Réponse apportée en séance publique le 18/02/2026

M. le président. La parole est à M. le ministre du travail et des solidarités.

M. Jean-Pierre Farandou, ministre du travail et des solidarités. Madame la sénatrice, nous connaissons votre engagement et votre expertise en matière de lutte contre la fraude et le blanchiment. Vos remarques sont toujours pertinentes et nous les écoutons avec beaucoup d'attention.

Je voudrais vous rassurer, le Gouvernement s'engage dans ce projet de loi de façon interministérielle. La question que vous soulevez concerne à la fois mon ministère et celui des transports, et mon homologue et moi-même sommes déterminés à prendre le mal par la racine.

Au fond, l'action contre la fraude participe au retour d'un État fort, qui fait respecter le droit et les règles. Un tel État, en luttant contre la fraude, protège les entreprises, car la plupart d'entre elles respectent les règles. Malheureusement, certaines autres, que vous avez citées, parmi lesquelles les entreprises éphémères, trichent avec les règles.

Ces pratiques relèvent de la concurrence déloyale et privent la sécurité sociale de recettes. Il convient donc bien sûr de s'attaquer à ces entreprises dites éphémères, parce qu'elles disparaissent dès qu'on les regarde d'un peu trop près.

Comme vous le savez, des dispositifs existent déjà, notamment en matière de flagrance, pour bloquer leurs comptes au moindre soupçon. Ces dispositifs accroissent notre capacité à lutter contre ces entreprises et à récupérer l'argent qu'elles doivent à notre collectivité.

Par ailleurs, les jeunes se retrouvent parfois dans des entreprises de formation un peu douteuses, qui profitent de leur naïveté et font en réalité davantage de marketing que de formation. Il convient de les protéger en nous attaquant à ces officines de formation qui n'ont rien à faire dans les dispositifs visant à éduquer notre jeunesse.

Nous voulons aussi que les salariés dont le travail est dissimulé versent des cotisations. Sinon, que deviendront-ils dans quelques années, sans droit à la retraite ?

Vous le comprenez, nous sommes déterminés.

En ce qui concerne le projet de loi, je veux rendre hommage au Sénat, qui a renforcé le texte initial. Le nombre d'articles est passé d'une vingtaine à une centaine. Par son travail collectif, le Sénat a voulu montrer qu'il fallait lutter avec détermination contre la fraude.

Nous voulons protéger l'article 8. Il existe un débat juridique concernant l'alinéa 20,...
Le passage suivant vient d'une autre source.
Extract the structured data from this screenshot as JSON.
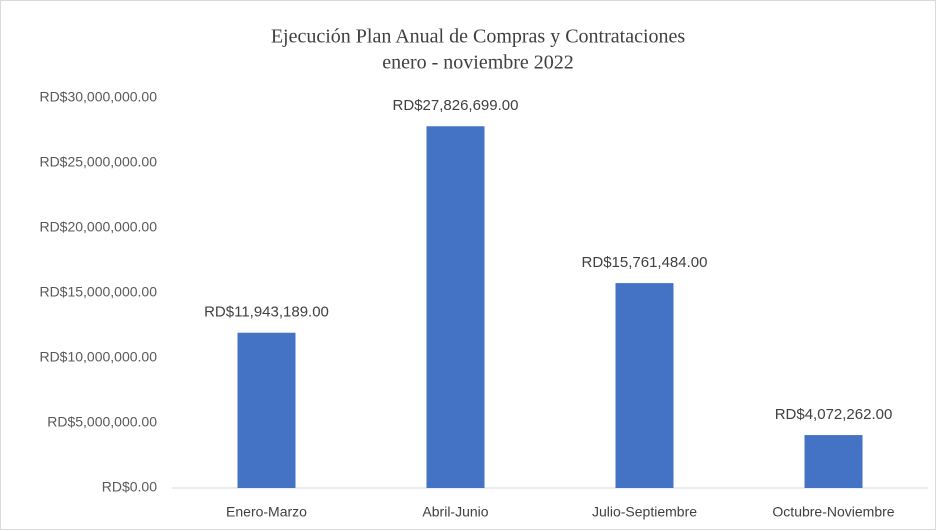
{
  "chart_data": {
    "type": "bar",
    "title": "Ejecución Plan Anual de Compras y Contrataciones",
    "subtitle": "enero - noviembre 2022",
    "categories": [
      "Enero-Marzo",
      "Abril-Junio",
      "Julio-Septiembre",
      "Octubre-Noviembre"
    ],
    "values": [
      11943189,
      27826699,
      15761484,
      4072262
    ],
    "value_labels": [
      "RD$11,943,189.00",
      "RD$27,826,699.00",
      "RD$15,761,484.00",
      "RD$4,072,262.00"
    ],
    "color": "#4472c4",
    "ylim": [
      0,
      30000000
    ],
    "yticks": [
      {
        "value": 0,
        "label": "RD$0.00"
      },
      {
        "value": 5000000,
        "label": "RD$5,000,000.00"
      },
      {
        "value": 10000000,
        "label": "RD$10,000,000.00"
      },
      {
        "value": 15000000,
        "label": "RD$15,000,000.00"
      },
      {
        "value": 20000000,
        "label": "RD$20,000,000.00"
      },
      {
        "value": 25000000,
        "label": "RD$25,000,000.00"
      },
      {
        "value": 30000000,
        "label": "RD$30,000,000.00"
      }
    ],
    "grid": false
  }
}
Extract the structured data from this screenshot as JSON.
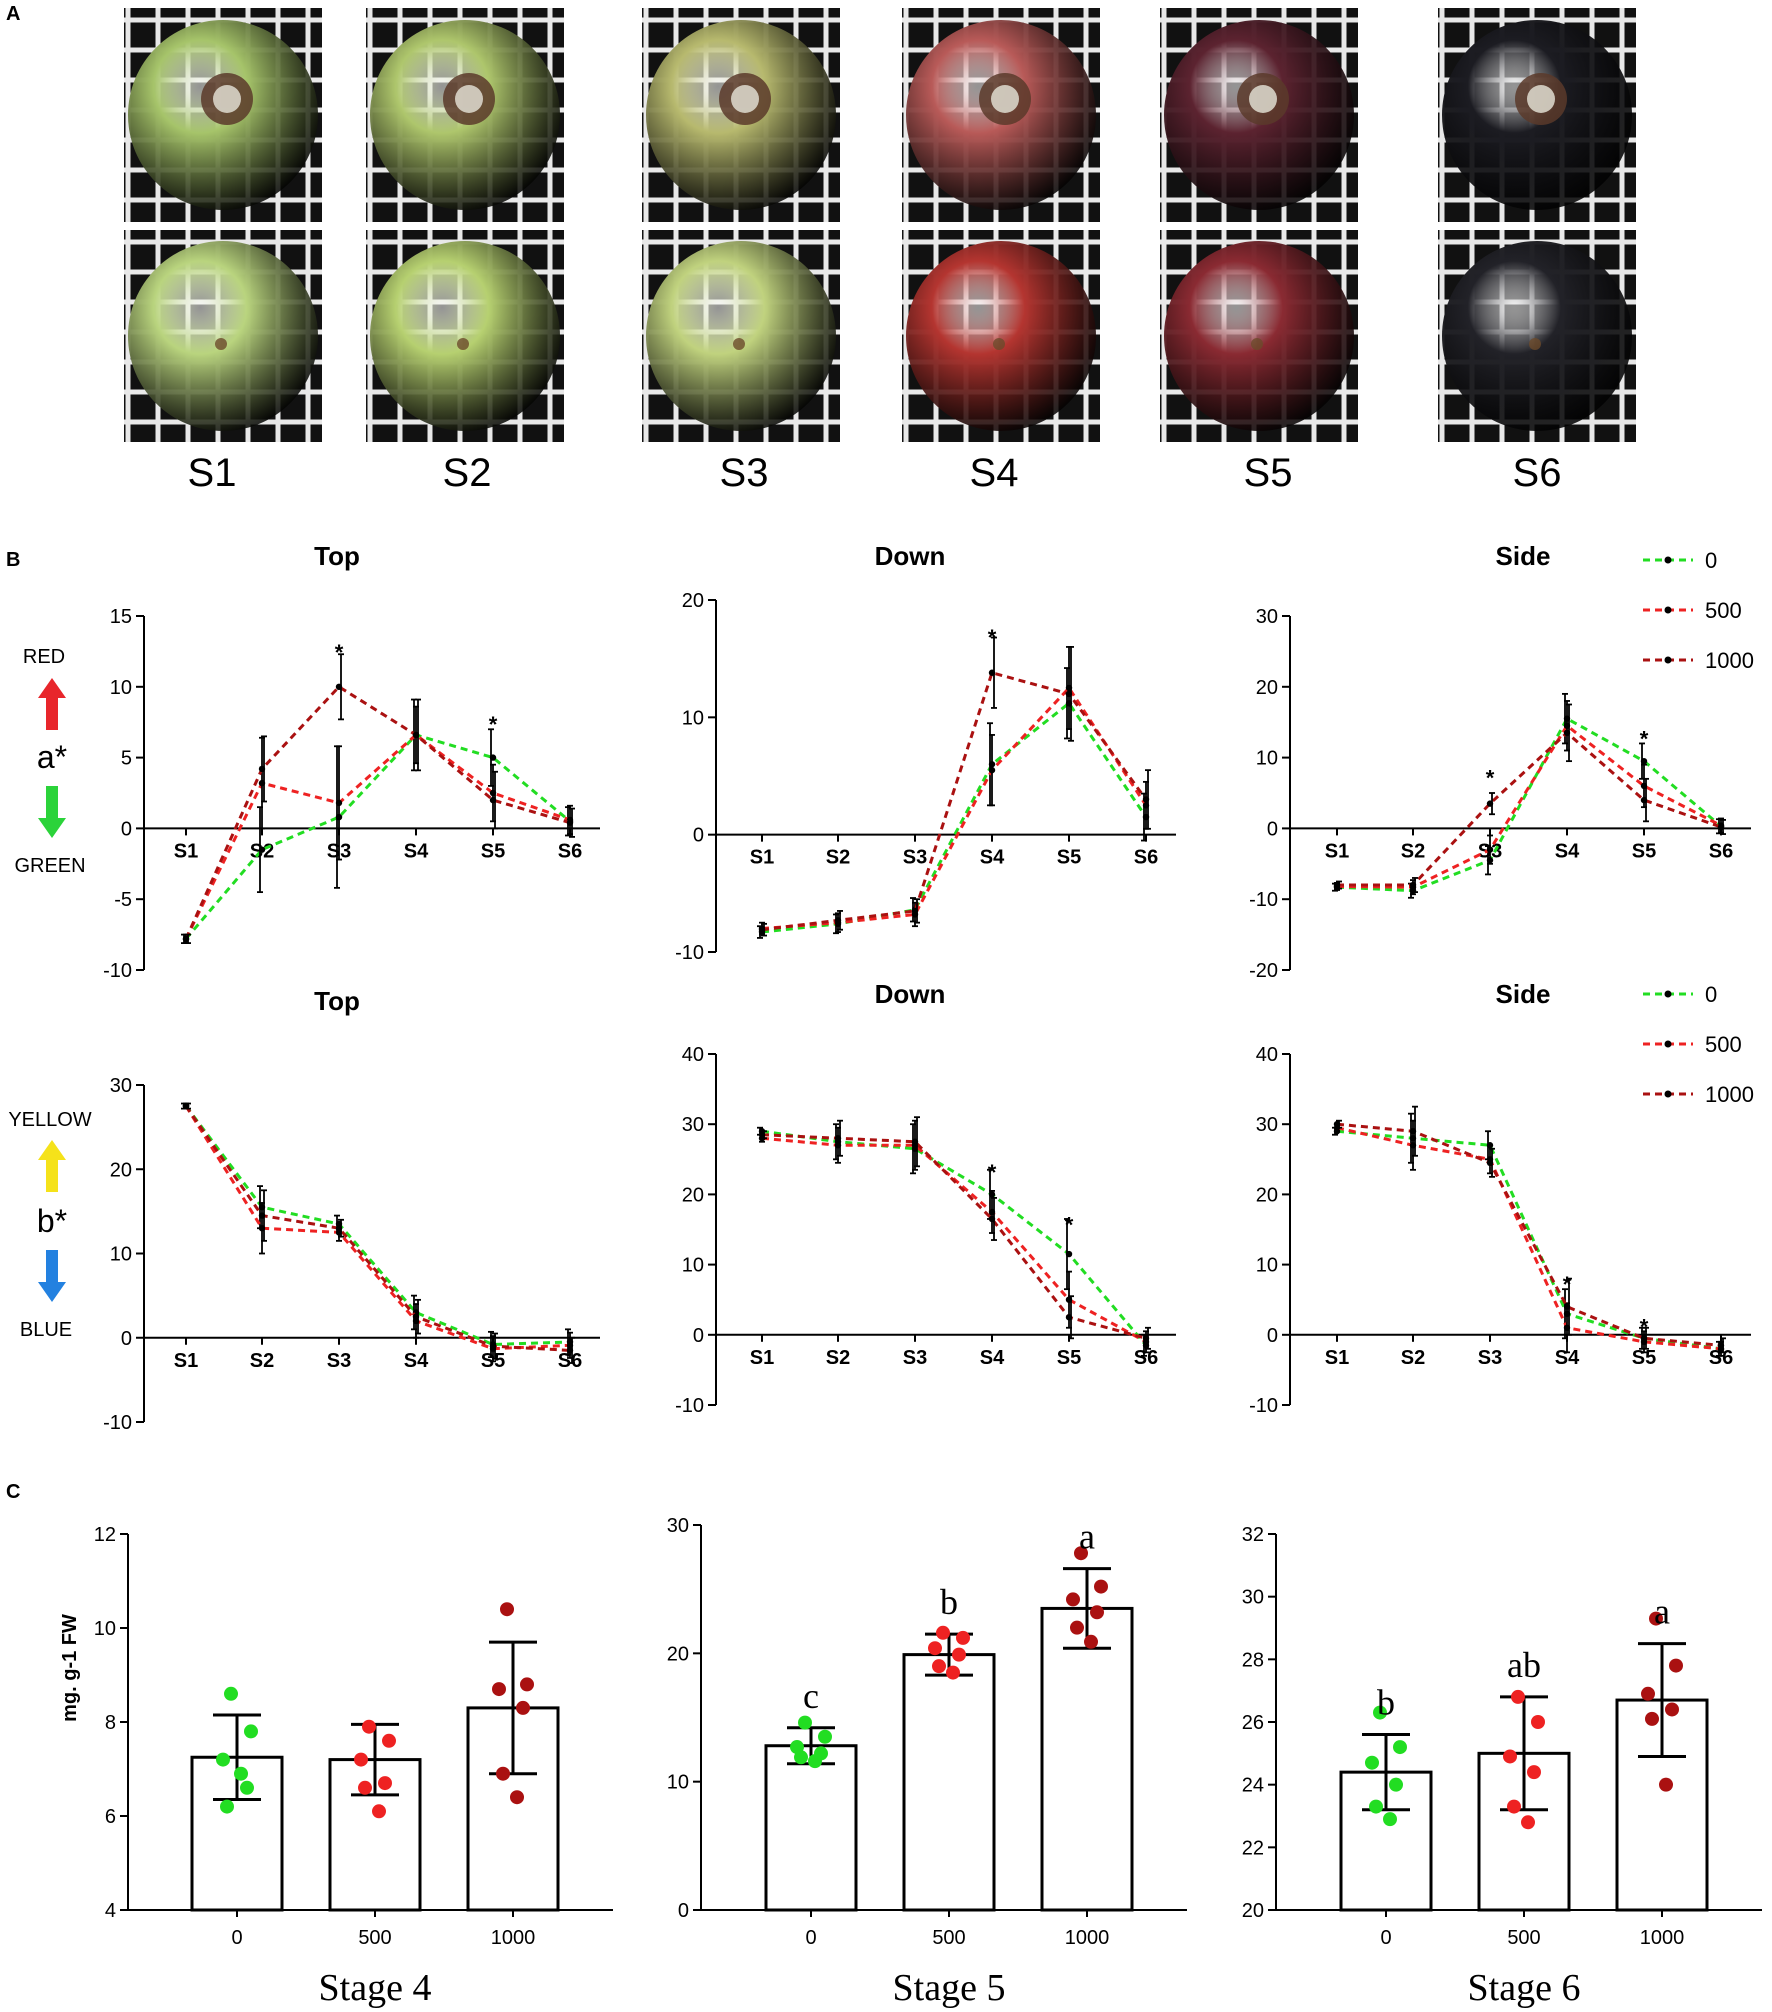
{
  "figure": {
    "panel_labels": [
      "A",
      "B",
      "C"
    ],
    "stage_labels": [
      "S1",
      "S2",
      "S3",
      "S4",
      "S5",
      "S6"
    ],
    "photos": {
      "top_colors": [
        "#a6c46a",
        "#aec66c",
        "#b7b96e",
        "#b85a58",
        "#5c2330",
        "#1c1c22"
      ],
      "bottom_colors": [
        "#b9d47e",
        "#b6d070",
        "#c0d27e",
        "#b43530",
        "#8a2a32",
        "#222228"
      ]
    },
    "indicators": {
      "a_star": {
        "label": "a*",
        "up": "RED",
        "down": "GREEN",
        "up_color": "#e8262b",
        "down_color": "#2bd33a"
      },
      "b_star": {
        "label": "b*",
        "up": "YELLOW",
        "down": "BLUE",
        "up_color": "#f5e21a",
        "down_color": "#2381e0"
      }
    },
    "legend": {
      "entries": [
        "0",
        "500",
        "1000"
      ],
      "colors": [
        "#22dd22",
        "#ee2222",
        "#aa1111"
      ]
    }
  },
  "chart_data": [
    {
      "id": "a_top",
      "type": "line",
      "title": "Top",
      "ylabel": "a*",
      "ylim": [
        -10,
        15
      ],
      "yticks": [
        -10,
        -5,
        0,
        5,
        10,
        15
      ],
      "categories": [
        "S1",
        "S2",
        "S3",
        "S4",
        "S5",
        "S6"
      ],
      "series": [
        {
          "name": "0",
          "values": [
            -7.8,
            -1.5,
            0.8,
            6.6,
            5.0,
            0.5
          ],
          "errors": [
            0.3,
            3.0,
            5.0,
            2.5,
            2.0,
            1.0
          ]
        },
        {
          "name": "500",
          "values": [
            -7.8,
            3.2,
            1.8,
            6.6,
            2.5,
            0.6
          ],
          "errors": [
            0.3,
            3.2,
            4.0,
            2.0,
            2.0,
            1.0
          ]
        },
        {
          "name": "1000",
          "values": [
            -7.8,
            4.2,
            10.0,
            6.6,
            2.0,
            0.4
          ],
          "errors": [
            0.3,
            2.3,
            2.3,
            2.5,
            2.0,
            1.0
          ]
        }
      ],
      "annotations": [
        {
          "x": "S3",
          "y": 12.6,
          "text": "*"
        },
        {
          "x": "S5",
          "y": 7.5,
          "text": "*"
        }
      ]
    },
    {
      "id": "a_down",
      "type": "line",
      "title": "Down",
      "ylabel": "a*",
      "ylim": [
        -10,
        20
      ],
      "yticks": [
        -10,
        0,
        10,
        20
      ],
      "categories": [
        "S1",
        "S2",
        "S3",
        "S4",
        "S5",
        "S6"
      ],
      "series": [
        {
          "name": "0",
          "values": [
            -8.3,
            -7.6,
            -6.4,
            6.0,
            11.2,
            1.5
          ],
          "errors": [
            0.5,
            0.8,
            1.0,
            3.5,
            3.0,
            2.0
          ]
        },
        {
          "name": "500",
          "values": [
            -8.0,
            -7.5,
            -6.8,
            5.5,
            12.5,
            2.5
          ],
          "errors": [
            0.5,
            0.8,
            1.0,
            3.0,
            3.5,
            2.0
          ]
        },
        {
          "name": "1000",
          "values": [
            -8.1,
            -7.3,
            -6.5,
            13.8,
            12.0,
            3.0
          ],
          "errors": [
            0.5,
            0.8,
            1.0,
            3.0,
            4.0,
            2.5
          ]
        }
      ],
      "annotations": [
        {
          "x": "S4",
          "y": 17.0,
          "text": "*"
        }
      ]
    },
    {
      "id": "a_side",
      "type": "line",
      "title": "Side",
      "ylabel": "a*",
      "ylim": [
        -20,
        30
      ],
      "yticks": [
        -20,
        -10,
        0,
        10,
        20,
        30
      ],
      "categories": [
        "S1",
        "S2",
        "S3",
        "S4",
        "S5",
        "S6"
      ],
      "series": [
        {
          "name": "0",
          "values": [
            -8.3,
            -8.8,
            -4.5,
            15.5,
            9.5,
            0.3
          ],
          "errors": [
            0.5,
            1.0,
            2.0,
            3.5,
            2.5,
            1.0
          ]
        },
        {
          "name": "500",
          "values": [
            -8.2,
            -8.3,
            -3.0,
            14.5,
            6.0,
            0.4
          ],
          "errors": [
            0.5,
            1.0,
            2.0,
            3.5,
            3.0,
            1.0
          ]
        },
        {
          "name": "1000",
          "values": [
            -8.0,
            -8.0,
            3.5,
            13.5,
            4.0,
            0.2
          ],
          "errors": [
            0.5,
            1.0,
            1.5,
            4.0,
            3.0,
            1.0
          ]
        }
      ],
      "annotations": [
        {
          "x": "S3",
          "y": 7.5,
          "text": "*"
        },
        {
          "x": "S5",
          "y": 13.0,
          "text": "*"
        }
      ]
    },
    {
      "id": "b_top",
      "type": "line",
      "title": "Top",
      "ylabel": "b*",
      "ylim": [
        -10,
        30
      ],
      "yticks": [
        -10,
        0,
        10,
        20,
        30
      ],
      "categories": [
        "S1",
        "S2",
        "S3",
        "S4",
        "S5",
        "S6"
      ],
      "series": [
        {
          "name": "0",
          "values": [
            27.5,
            15.5,
            13.5,
            3.0,
            -0.8,
            -0.5
          ],
          "errors": [
            0.3,
            2.5,
            1.0,
            2.0,
            1.5,
            1.5
          ]
        },
        {
          "name": "500",
          "values": [
            27.5,
            13.0,
            12.5,
            2.0,
            -1.3,
            -0.9
          ],
          "errors": [
            0.3,
            3.0,
            1.0,
            2.0,
            1.5,
            1.5
          ]
        },
        {
          "name": "1000",
          "values": [
            27.5,
            14.5,
            13.0,
            2.5,
            -1.0,
            -1.5
          ],
          "errors": [
            0.3,
            3.0,
            1.0,
            2.0,
            1.5,
            1.5
          ]
        }
      ],
      "annotations": []
    },
    {
      "id": "b_down",
      "type": "line",
      "title": "Down",
      "ylabel": "b*",
      "ylim": [
        -10,
        40
      ],
      "yticks": [
        -10,
        0,
        10,
        20,
        30,
        40
      ],
      "categories": [
        "S1",
        "S2",
        "S3",
        "S4",
        "S5",
        "S6"
      ],
      "series": [
        {
          "name": "0",
          "values": [
            29.0,
            27.5,
            26.5,
            20.0,
            11.5,
            -1.5
          ],
          "errors": [
            0.5,
            2.5,
            3.5,
            3.5,
            5.0,
            1.5
          ]
        },
        {
          "name": "500",
          "values": [
            28.0,
            27.0,
            27.0,
            17.5,
            5.0,
            -1.0
          ],
          "errors": [
            0.5,
            2.5,
            3.5,
            3.0,
            4.0,
            1.5
          ]
        },
        {
          "name": "1000",
          "values": [
            28.5,
            28.0,
            27.5,
            16.5,
            2.5,
            -0.5
          ],
          "errors": [
            0.5,
            2.5,
            3.5,
            3.0,
            3.0,
            1.5
          ]
        }
      ],
      "annotations": [
        {
          "x": "S4",
          "y": 23.5,
          "text": "*"
        },
        {
          "x": "S5",
          "y": 16.0,
          "text": "*"
        }
      ]
    },
    {
      "id": "b_side",
      "type": "line",
      "title": "Side",
      "ylabel": "b*",
      "ylim": [
        -10,
        40
      ],
      "yticks": [
        -10,
        0,
        10,
        20,
        30,
        40
      ],
      "categories": [
        "S1",
        "S2",
        "S3",
        "S4",
        "S5",
        "S6"
      ],
      "series": [
        {
          "name": "0",
          "values": [
            29.0,
            28.0,
            27.0,
            3.0,
            -0.5,
            -2.0
          ],
          "errors": [
            0.5,
            3.5,
            2.0,
            3.5,
            1.5,
            1.0
          ]
        },
        {
          "name": "500",
          "values": [
            29.5,
            27.0,
            25.0,
            1.0,
            -1.0,
            -2.0
          ],
          "errors": [
            0.5,
            3.5,
            2.0,
            3.5,
            1.5,
            1.0
          ]
        },
        {
          "name": "1000",
          "values": [
            30.0,
            29.0,
            24.5,
            4.0,
            -0.5,
            -1.5
          ],
          "errors": [
            0.5,
            3.5,
            2.0,
            4.0,
            1.5,
            1.0
          ]
        }
      ],
      "annotations": [
        {
          "x": "S4",
          "y": 7.5,
          "text": "*"
        },
        {
          "x": "S5",
          "y": 1.5,
          "text": "*"
        }
      ]
    },
    {
      "id": "c_stage4",
      "type": "bar",
      "title": "Stage 4",
      "ylabel": "mg. g-1 FW",
      "ylim": [
        4,
        12
      ],
      "yticks": [
        4,
        6,
        8,
        10,
        12
      ],
      "categories": [
        "0",
        "500",
        "1000"
      ],
      "values": [
        7.25,
        7.2,
        8.3
      ],
      "errors": [
        0.9,
        0.75,
        1.4
      ],
      "letters": [
        "",
        "",
        ""
      ],
      "points": [
        [
          8.6,
          7.8,
          7.2,
          6.6,
          6.2,
          6.9
        ],
        [
          7.9,
          7.6,
          7.2,
          6.7,
          6.6,
          6.1
        ],
        [
          10.4,
          8.8,
          8.7,
          8.3,
          6.9,
          6.4
        ]
      ]
    },
    {
      "id": "c_stage5",
      "type": "bar",
      "title": "Stage 5",
      "ylabel": "",
      "ylim": [
        0,
        30
      ],
      "yticks": [
        0,
        10,
        20,
        30
      ],
      "categories": [
        "0",
        "500",
        "1000"
      ],
      "values": [
        12.8,
        19.9,
        23.5
      ],
      "errors": [
        1.4,
        1.6,
        3.1
      ],
      "letters": [
        "c",
        "b",
        "a"
      ],
      "points": [
        [
          14.6,
          13.5,
          12.7,
          12.2,
          11.9,
          11.6
        ],
        [
          21.6,
          21.2,
          20.4,
          19.9,
          19.0,
          18.5
        ],
        [
          27.8,
          25.2,
          24.2,
          23.2,
          22.0,
          20.9
        ]
      ]
    },
    {
      "id": "c_stage6",
      "type": "bar",
      "title": "Stage 6",
      "ylabel": "",
      "ylim": [
        20,
        32
      ],
      "yticks": [
        20,
        22,
        24,
        26,
        28,
        30,
        32
      ],
      "categories": [
        "0",
        "500",
        "1000"
      ],
      "values": [
        24.4,
        25.0,
        26.7
      ],
      "errors": [
        1.2,
        1.8,
        1.8
      ],
      "letters": [
        "b",
        "ab",
        "a"
      ],
      "points": [
        [
          26.3,
          25.2,
          24.7,
          24.0,
          23.3,
          22.9
        ],
        [
          26.8,
          26.0,
          24.9,
          24.4,
          23.3,
          22.8
        ],
        [
          29.3,
          27.8,
          26.9,
          26.4,
          26.1,
          24.0
        ]
      ]
    }
  ]
}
M. le président. Il faut conclure !

M. Jean-Pierre Farandou, ministre. ... sur lequel il convient de se pencher.

En tout cas, vous pouvez compter sur nous pour protéger cet article. Nous sommes déterminés à faire de ce projet de loi un véritable outil de lutte contre la fraude sociale. Il est temps et nous y sommes prêts ! (Mme Jocelyne Antoine applaudit.)

M. le président. La parole est à Mme Nathalie Goulet, pour la réplique.

Mme Nathalie Goulet. Monsieur le ministre, le compte n'y est pas. Il n'y a rien dans l'agenda prévisionnel du Gouvernement concernant la fraude, au grand dam de nos finances publiques.

Le blanchiment représente 50 milliards d'euros et le taux de recouvrement est de 2 %. Vous voyez que nous pouvons tout de même progresser...

Je vous propose d'inscrire en urgence à l'ordre du jour de l'Assemblée nationale la proposition de loi de notre questeur Antoine Lefèvre visant à améliorer les moyens d'action de l'Agence de gestion et de recouvrement des avoirs saisis et confisqués et à faciliter l'exercice des missions d'expert judiciaire, ainsi que la proposition de loi pour la sécurisation juridique des structures économiques face aux risques de blanchiment, que nous avons votée ici à l'unanimité sur l'initiative du groupe centriste.

Il paraît que vos services n'en veulent pas. Je me demande donc : qui fait la loi dans ce pays ? (Applaudissements sur les travées du groupe UC, ainsi que sur des travées des groupes Les Républicains, RDSE et INDEP.)